Enhanced Phishing Detection Using Machine Learning and URL Analysis
Isi Artikel Utama
Abstrak
Phishing adalah salah satu ancaman keamanan siber yang signifikan dan terus berkembang, dengan memanfaatkan URL berbahaya untuk menipu pengguna agar mengungkapkan informasi sensitif. Di era modern, Phishing semakin sulit dideteksi karena menggunakan struktur URL yang kompleks dan menyerupai situs resmi. Oleh karena itu, diperlukan metode deteksi yang adaptif dan efisien. Penelitian ini mengusulkan sistem deteksi URL phishing berbasis machine learning dengan menganalisis karakteristik URL seperti leksikal, struktural, dan statistik. Tujuan dari penelitian ini adalah untuk mengukur model machine learning yang memiliki kinerja terbaik untuk mendeteksi Phishing. Dataset URL Phishing dan legitimate didapat dari situs PhishTank dan Majestic, kemudian diproses melalui tahap pre-processing, ekstraksi fitur, dan penanganan ketidakseimbangan kelas. Fitur yang digunakan mencakup panjang URL, struktur domain dan subdomain, karakter khusus, keberadaan alamat IP, penggunaan HTTPS, kata kunci mencurigakan, layanan URL shortener, serta fitur Shannon entropy.

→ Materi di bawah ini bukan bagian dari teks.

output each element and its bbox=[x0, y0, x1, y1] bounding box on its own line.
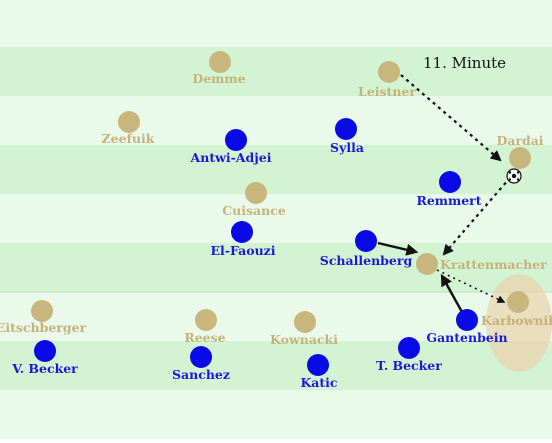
player-reese bbox=[195, 309, 217, 331]
label-katic: Katic bbox=[300, 375, 337, 390]
player-el-faouzi bbox=[231, 221, 253, 243]
label-remmert: Remmert bbox=[416, 193, 481, 208]
player-schallenberg bbox=[355, 230, 377, 252]
player-zeefuik bbox=[118, 111, 140, 133]
player-v-becker bbox=[34, 340, 56, 362]
player-kownacki bbox=[294, 311, 316, 333]
player-eitschberger bbox=[31, 300, 53, 322]
gold-team bbox=[31, 51, 531, 333]
player-katic bbox=[307, 354, 329, 376]
label-eitschberger: Eitschberger bbox=[0, 320, 87, 335]
arrow-schallenberg-press bbox=[377, 241, 419, 256]
label-gantenbein: Gantenbein bbox=[426, 330, 507, 345]
player-cuisance bbox=[245, 182, 267, 204]
player-t-becker bbox=[398, 337, 420, 359]
label-v-becker: V. Becker bbox=[11, 361, 78, 376]
player-karbownik bbox=[507, 291, 529, 313]
player-krattenmacher bbox=[416, 253, 438, 275]
label-antwi-adjei: Antwi-Adjei bbox=[190, 150, 272, 165]
label-el-faouzi: El-Faouzi bbox=[210, 243, 275, 258]
player-antwi-adjei bbox=[225, 129, 247, 151]
ball-icon bbox=[506, 168, 522, 184]
label-dardai: Dardai bbox=[496, 133, 543, 148]
blue-team bbox=[34, 118, 478, 376]
label-cuisance: Cuisance bbox=[222, 203, 286, 218]
label-kownacki: Kownacki bbox=[270, 332, 338, 347]
label-sanchez: Sanchez bbox=[172, 367, 230, 382]
label-karbownik: Karbownik bbox=[481, 313, 552, 328]
label-zeefuik: Zeefuik bbox=[102, 131, 155, 146]
label-sylla: Sylla bbox=[330, 140, 364, 155]
label-demme: Demme bbox=[192, 71, 245, 86]
player-sylla bbox=[335, 118, 357, 140]
player-dardai bbox=[509, 147, 531, 169]
player-sanchez bbox=[190, 346, 212, 368]
minute-caption: 11. Minute bbox=[423, 54, 506, 72]
label-t-becker: T. Becker bbox=[376, 358, 442, 373]
label-schallenberg: Schallenberg bbox=[320, 253, 413, 268]
label-leistner: Leistner bbox=[358, 84, 416, 99]
player-gantenbein bbox=[456, 309, 478, 331]
player-leistner bbox=[378, 61, 400, 83]
label-reese: Reese bbox=[184, 330, 225, 345]
player-remmert bbox=[439, 171, 461, 193]
label-krattenmacher: Krattenmacher bbox=[440, 257, 547, 272]
player-demme bbox=[209, 51, 231, 73]
arrow-leistner-to-ball bbox=[400, 74, 502, 162]
arrow-gantenbein-press bbox=[440, 273, 464, 313]
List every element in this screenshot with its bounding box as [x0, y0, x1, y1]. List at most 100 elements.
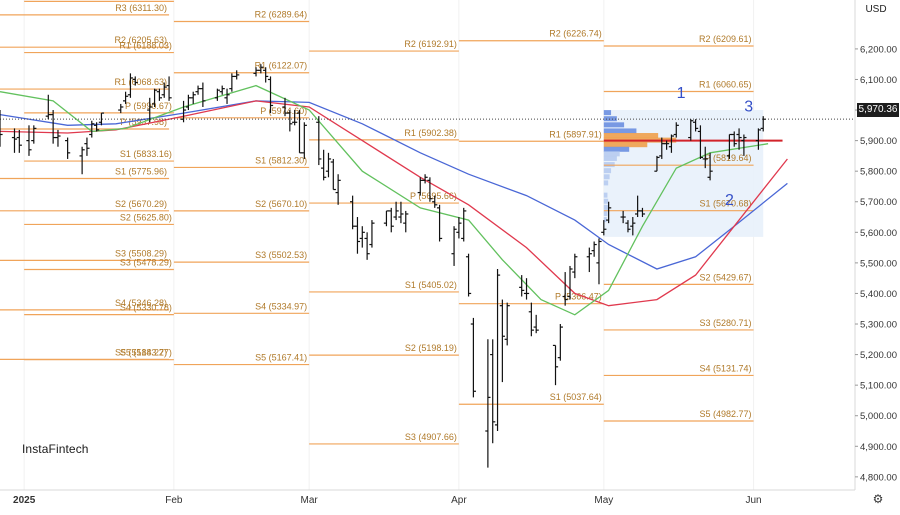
ohlc-bar — [31, 125, 37, 144]
ohlc-bar — [470, 317, 476, 398]
ohlc-bar — [606, 201, 612, 224]
pivot-level-label: P (5974.60) — [260, 106, 307, 116]
pivot-level-label: R1 (6188.03) — [119, 41, 172, 51]
volume-profile-bar — [603, 162, 615, 168]
price-tick-label: 5,900.00 — [860, 136, 897, 147]
pivot-level-label: P (5819.64) — [705, 153, 752, 163]
volume-profile-bar — [603, 142, 648, 148]
volume-profile-bar — [603, 122, 625, 128]
ohlc-bar — [702, 146, 708, 169]
ohlc-bar — [296, 110, 303, 154]
pivot-level-label: S2 (5670.10) — [255, 199, 307, 209]
ohlc-bar — [180, 100, 187, 123]
pivot-level-label: S2 (5625.80) — [120, 212, 172, 222]
ohlc-bar — [200, 82, 206, 107]
ohlc-bar — [65, 137, 71, 159]
volume-profile-bar — [603, 110, 612, 116]
ohlc-bar — [79, 146, 85, 175]
ohlc-bar — [195, 85, 201, 95]
ohlc-bar — [586, 247, 592, 273]
pivot-level-label: R2 (6192.91) — [404, 39, 457, 49]
price-tick-label: 5,300.00 — [860, 320, 897, 331]
volume-profile-bar — [603, 133, 659, 139]
ohlc-bar — [151, 88, 158, 107]
pivot-level-label: R1 (6068.63) — [115, 77, 168, 87]
ohlc-bar — [485, 339, 491, 468]
ohlc-bar — [741, 134, 747, 156]
pivot-level-label: S3 (5508.29) — [115, 248, 167, 258]
ohlc-bar — [659, 137, 665, 159]
currency-label[interactable]: USD — [865, 4, 887, 15]
ohlc-bar — [427, 177, 433, 202]
ohlc-bar — [688, 119, 694, 141]
ohlc-bar — [147, 97, 153, 123]
pivot-level-label: S3 (5280.71) — [700, 318, 752, 328]
ohlc-bar — [692, 119, 699, 132]
ohlc-bar — [122, 91, 129, 104]
volume-profile-bar — [603, 204, 609, 210]
ohlc-bar — [552, 344, 559, 386]
ohlc-bar — [557, 324, 563, 361]
moving-average-line — [0, 84, 769, 316]
price-tick-label: 5,800.00 — [860, 167, 897, 178]
ohlc-bar — [625, 220, 631, 233]
ohlc-bar — [267, 76, 274, 114]
ohlc-bar — [84, 137, 90, 156]
pivot-level-label: S2 (5429.67) — [700, 272, 752, 282]
ohlc-bar — [166, 76, 172, 101]
gear-icon[interactable]: ⚙ — [872, 492, 884, 506]
pivot-level-label: S5 (5183.27) — [120, 348, 172, 358]
volume-profile-bar — [603, 192, 608, 198]
ohlc-bar — [731, 131, 737, 147]
ohlc-bar — [697, 125, 704, 159]
ohlc-bar — [224, 88, 230, 104]
pivot-level-label: S1 (5037.64) — [550, 392, 602, 402]
volume-profile-bar — [603, 198, 609, 204]
ohlc-bar — [601, 220, 607, 236]
pivot-level-label: R2 (6209.61) — [699, 34, 752, 44]
time-tick-label: Feb — [165, 495, 183, 506]
price-tick-label: 6,100.00 — [860, 75, 897, 86]
ohlc-bar — [417, 177, 423, 196]
ohlc-bar — [620, 210, 626, 224]
pivot-level-label: S1 (5670.68) — [700, 199, 752, 209]
ohlc-bar — [325, 152, 332, 178]
ohlc-bar — [0, 110, 3, 147]
ohlc-bar — [253, 67, 259, 77]
ohlc-bar — [562, 272, 568, 306]
pivot-level-label: R2 (6205.63) — [115, 35, 168, 45]
pivot-level-label: R3 (6311.30) — [115, 3, 167, 13]
ohlc-bar — [287, 110, 293, 132]
ohlc-bar — [726, 133, 733, 159]
ohlc-bar — [190, 91, 196, 104]
time-tick-label: Apr — [451, 495, 467, 506]
price-tick-label: 5,000.00 — [860, 411, 897, 422]
ohlc-bar — [436, 204, 443, 242]
ohlc-bar — [465, 253, 472, 297]
ohlc-bar — [572, 253, 578, 279]
wave-annotation-label: 3 — [744, 99, 753, 116]
pivot-level-label: R2 (6226.74) — [549, 29, 602, 39]
volume-profile-bar — [603, 168, 612, 174]
ohlc-bar — [282, 97, 288, 117]
ohlc-bar — [330, 158, 336, 191]
ohlc-bar — [263, 67, 269, 83]
pivot-level-label: S3 (4907.66) — [405, 432, 457, 442]
pivot-level-label: R1 (5897.91) — [549, 129, 602, 139]
time-tick-label: May — [594, 495, 613, 506]
ohlc-bar — [11, 128, 18, 153]
brand-logo: InstaFintech — [22, 442, 89, 456]
ohlc-bar — [403, 210, 409, 233]
ohlc-bar — [432, 195, 438, 208]
volume-profile-bar — [603, 174, 610, 180]
ohlc-bar — [89, 120, 95, 138]
pivot-level-label: R1 (6122.07) — [255, 61, 308, 71]
ohlc-bar — [736, 128, 742, 150]
ohlc-bar — [16, 129, 22, 153]
ohlc-bar — [707, 152, 713, 181]
ohlc-bar — [456, 217, 462, 239]
ohlc-bar — [654, 155, 660, 172]
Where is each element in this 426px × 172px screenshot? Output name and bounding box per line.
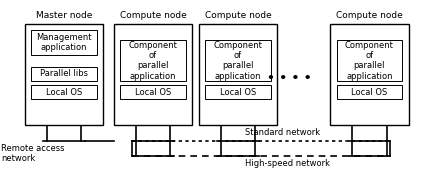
FancyBboxPatch shape — [31, 85, 97, 99]
FancyBboxPatch shape — [329, 24, 408, 126]
Text: Parallel libs: Parallel libs — [40, 69, 88, 78]
FancyBboxPatch shape — [336, 40, 401, 81]
FancyBboxPatch shape — [204, 85, 270, 99]
FancyBboxPatch shape — [114, 24, 192, 126]
Text: Remote access
network: Remote access network — [1, 144, 65, 163]
FancyBboxPatch shape — [31, 67, 97, 81]
Text: Standard network: Standard network — [245, 128, 320, 137]
FancyBboxPatch shape — [336, 85, 401, 99]
Text: Compute node: Compute node — [204, 11, 271, 20]
Text: Master node: Master node — [36, 11, 92, 20]
Text: Management
application: Management application — [36, 33, 92, 52]
FancyBboxPatch shape — [120, 85, 185, 99]
Text: Component
of
parallel
application: Component of parallel application — [344, 41, 393, 81]
Text: Local OS: Local OS — [46, 88, 82, 96]
Text: Component
of
parallel
application: Component of parallel application — [213, 41, 262, 81]
Text: Local OS: Local OS — [135, 88, 171, 96]
FancyBboxPatch shape — [25, 24, 103, 126]
Text: Compute node: Compute node — [335, 11, 402, 20]
Text: Compute node: Compute node — [119, 11, 186, 20]
Text: Local OS: Local OS — [351, 88, 387, 96]
FancyBboxPatch shape — [31, 30, 97, 55]
Text: Component
of
parallel
application: Component of parallel application — [128, 41, 177, 81]
Text: High-speed network: High-speed network — [245, 159, 330, 168]
Text: • • • •: • • • • — [266, 72, 311, 85]
FancyBboxPatch shape — [204, 40, 270, 81]
FancyBboxPatch shape — [198, 24, 276, 126]
Text: Local OS: Local OS — [219, 88, 256, 96]
FancyBboxPatch shape — [120, 40, 185, 81]
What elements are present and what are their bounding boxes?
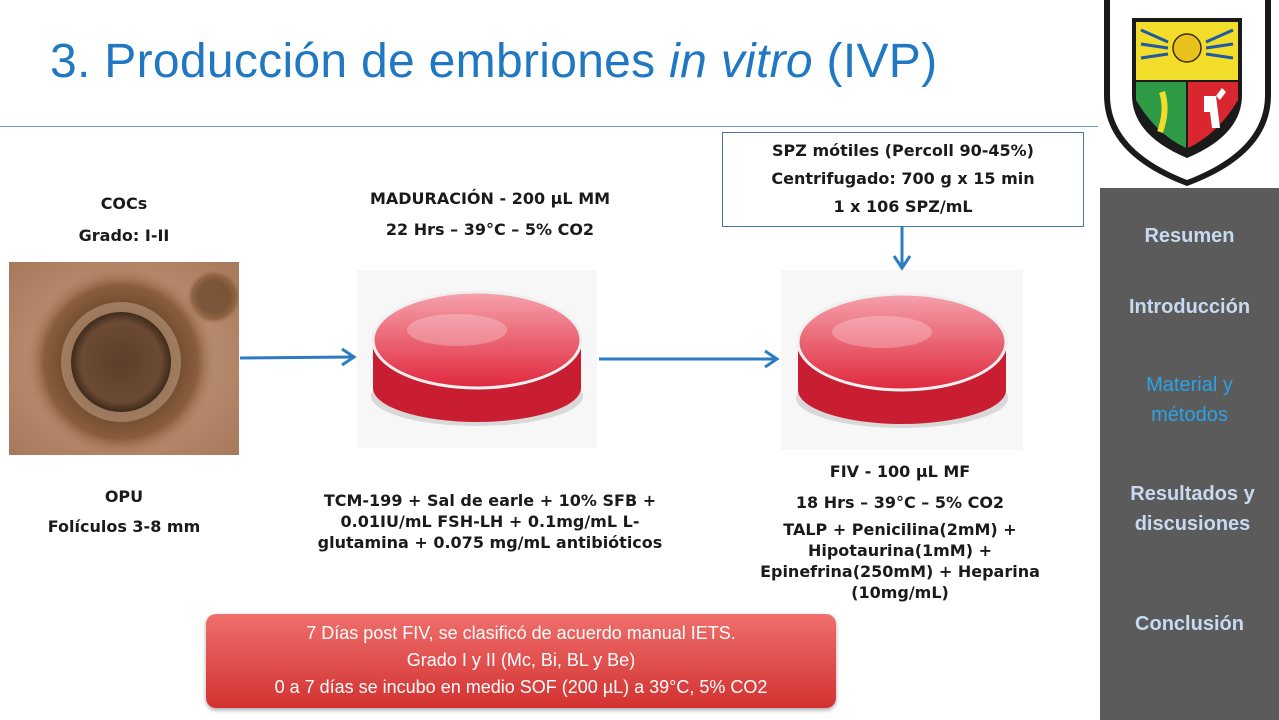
fiv-header: FIV - 100 µL MF 18 Hrs – 39°C – 5% CO2 [720,456,1080,518]
spz-line1: SPZ mótiles (Percoll 90-45%) [772,141,1034,160]
fiv-line2: 18 Hrs – 39°C – 5% CO2 [795,493,1005,512]
arrow-spz-down [892,226,912,271]
nav-item-material-metodos[interactable]: Material y métodos [1146,374,1233,426]
maturation-header: MADURACIÓN - 200 µL MM 22 Hrs – 39°C – 5… [320,183,660,245]
spz-line2: Centrifugado: 700 g x 15 min [771,169,1035,188]
nav-item-introduccion[interactable]: Introducción [1128,296,1251,318]
culture-line1: 7 Días post FIV, se clasificó de acuerdo… [306,623,736,643]
fiv-dish-image [781,270,1023,450]
navigation-sidebar: Resumen Introducción Material y métodos … [1100,188,1279,720]
arrow-to-maturation [239,347,357,367]
maturation-line1: MADURACIÓN - 200 µL MM [369,189,611,208]
embryo-culture-box: 7 Días post FIV, se clasificó de acuerdo… [206,614,836,708]
title-divider [0,126,1098,127]
opu-label: OPU [104,487,144,506]
culture-line3: 0 a 7 días se incubo en medio SOF (200 µ… [274,677,768,697]
title-prefix: 3. Producción de embriones [50,35,670,88]
slide-title: 3. Producción de embriones in vitro (IVP… [50,34,937,89]
arrow-to-fiv [599,349,780,369]
cocs-heading: COCs [100,194,148,213]
maturation-dish-image [357,270,597,448]
fiv-medium: TALP + Penicilina(2mM) + Hipotaurina(1mM… [725,519,1075,603]
sperm-prep-box: SPZ mótiles (Percoll 90-45%) Centrifugad… [722,132,1084,227]
spz-line3: 1 x 106 SPZ/mL [833,197,973,216]
fiv-line1: FIV - 100 µL MF [829,462,971,481]
nav-item-conclusion[interactable]: Conclusión [1135,613,1244,635]
fiv-medium-text: TALP + Penicilina(2mM) + Hipotaurina(1mM… [760,520,1040,602]
title-italic: in vitro [669,35,813,88]
maturation-line2: 22 Hrs – 39°C – 5% CO2 [385,220,595,239]
cocs-grade: Grado: I-II [78,226,170,245]
nav-item-resumen[interactable]: Resumen [1144,225,1235,247]
title-suffix: (IVP) [812,35,938,88]
cocs-header: COCs Grado: I-II [9,188,239,252]
follicles-label: Folículos 3-8 mm [47,517,201,536]
opu-info: OPU Folículos 3-8 mm [9,482,239,542]
culture-line2: Grado I y II (Mc, Bi, BL y Be) [406,650,636,670]
maturation-medium: TCM-199 + Sal de earle + 10% SFB + 0.01I… [305,490,675,553]
university-seal-logo [1096,0,1279,188]
maturation-medium-text: TCM-199 + Sal de earle + 10% SFB + 0.01I… [317,491,663,552]
oocyte-photo [9,262,239,455]
nav-item-resultados[interactable]: Resultados y discusiones [1130,483,1255,535]
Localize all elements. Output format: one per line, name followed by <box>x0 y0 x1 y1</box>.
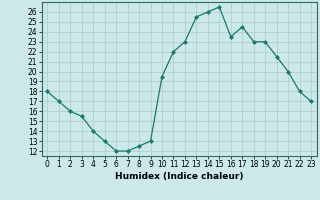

Empat algoritma supervised machine learning diuji, yaitu K-Nearest Neighbors, Decision Tree, Random Forest, dan Extreme Gradient Boosting (XGBoost). Pelatihan model dilakukan menggunakan pipeline terintegrasi dengan normalisasi fitur, penyetelan hyperparameter melalui grid search, serta validasi silang lima lipatan. Evaluasi kinerja dilakukan menggunakan metrik akurasi, presisi, recall, F1-score, dan ROC-AUC. Hasil eksperimen menunjukkan bahwa model ensemble memberikan kinerja terbaik. Random Forest mencapai F1-score sebesar 0,822 dan nilai ROC-AUC tertinggi sebesar 0,916, sementara XGBoost menunjukkan presisi tertinggi sebesar 0,962 dengan jumlah false positive yang lebih rendah dibandingkan model lainnya. Analisis kontribusi fitur menunjukkan bahwa jumlah subdomain, jumlah titik, dan kata kunci mencurigakan merupakan indikator paling berpengaruh. Hasil ini membuktikan bahwa pendekatan berbasis analisis URL dan machine learning efektif untuk deteksi Phishing secara otomatis.
Rincian Artikel
Referensi
R. Zieni, L. Massari, and M. C. Calzarossa, “Phishing or Not Phishing? A Survey on the Detection of Phishing Websites,” IEEE Access, vol. 11, pp. 18499–18519, 2023, doi: 10.1109/ACCESS.2023.3247135.
F. P. E. Putra, U. Ubaidi, A. Zulfikri, G. Arifin, and R. M. Ilhamsyah, “Analysis of Phishing Attack Trends, Impacts and Prevention Methods: Literature Study,” Brilliance: Research of Artificial Intelligence, vol. 4, no. 1, pp. 413–421, Aug. 2024, doi: 10.47709/brilliance.v4i1.4357.
R. Mahajan and I. Siddavatam, “Phishing Website Detection using Machine Learning Algorithms,” Int J Comput Appl, vol. 181, no. 23, pp. 45–47, Oct. 2018, doi: 10.5120/ijca2018918026.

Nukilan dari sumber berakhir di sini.